4. Le Sahara : Un soutien explicite de la France à la souveraineté marocaine
L’une des pierres angulaires de cette Déclaration est la réaffirmation du soutien français au plan d’autonomie marocain pour le Sahara. Macron reprend à son compte l'idée que le cadre d’autonomie sous souveraineté marocaine constitue la seule base pour une solution politique. Ce soutien représente un atout diplomatique considérable pour le Maroc, consolidant sa position dans les instances internationales et influençant les politiques européennes envers cette question sensible.
5. Dimension régionale et internationale : Le rôle pivot du Maroc en Afrique et en Méditerranée
Le texte accorde une importance particulière à la dimension régionale, notamment en Afrique et dans la région euro-méditerranéenne :
- L'Afrique : Le Maroc est reconnu comme un acteur clé en Afrique, tant en matière de sécurité que de développement.

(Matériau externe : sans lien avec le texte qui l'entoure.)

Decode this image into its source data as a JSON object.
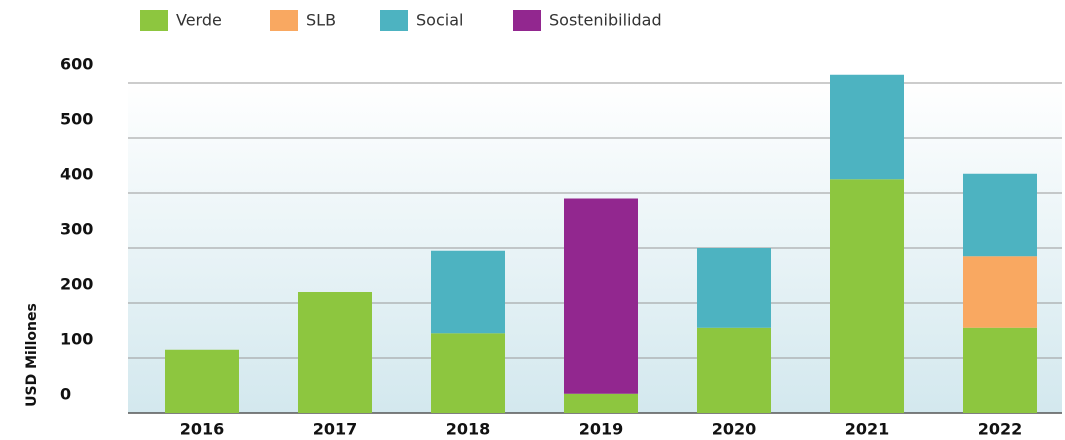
{
  "chart_data": {
    "type": "stacked_bar",
    "y_label": "USD Millones",
    "categories": [
      "2016",
      "2017",
      "2018",
      "2019",
      "2020",
      "2021",
      "2022"
    ],
    "series": [
      {
        "name": "Verde",
        "color": "#8dc63f",
        "values": [
          115,
          220,
          145,
          35,
          155,
          425,
          155
        ]
      },
      {
        "name": "SLB",
        "color": "#f9a861",
        "values": [
          null,
          null,
          null,
          null,
          null,
          null,
          130
        ]
      },
      {
        "name": "Social",
        "color": "#4db3c1",
        "values": [
          null,
          null,
          150,
          null,
          145,
          190,
          150
        ]
      },
      {
        "name": "Sostenibilidad",
        "color": "#92278f",
        "values": [
          null,
          null,
          null,
          355,
          null,
          null,
          null
        ]
      }
    ],
    "ylim": [
      0,
      620
    ],
    "yticks": [
      0,
      100,
      200,
      300,
      400,
      500,
      600
    ],
    "grid": true,
    "legend": "top"
  }
}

La France cherche ici à renforcer son partenariat avec Rabat pour répondre aux défis africains, notamment en matière de stabilité et de développement.
- L’Atlantique et l’Europe : Le Maroc, de par sa position géostratégique, est vu comme un partenaire crucial pour la France dans les dossiers touchant à la sécurité atlantique et aux relations euro-méditerranéennes.
L'exception d'une relation multidimensionnelle apaisée
La Déclaration relative au "Partenariat d'exception renforcé" entre le Maroc et la France traduit une volonté de structurer une coopération multi-dimensionnelle, à la fois bilatérale et régionale. Ce partenariat repose sur une architecture complexe intégrant non seulement les gouvernements, mais aussi les acteurs privés, les collectivités et la société civile. C'est ce qui fait la particularité et l'exception de la relation d'État à État entre le Maroc et la France, à même de renforcer leur position dans un environnement global instable et de s’adapter aux transformations géoéconomiques en cours.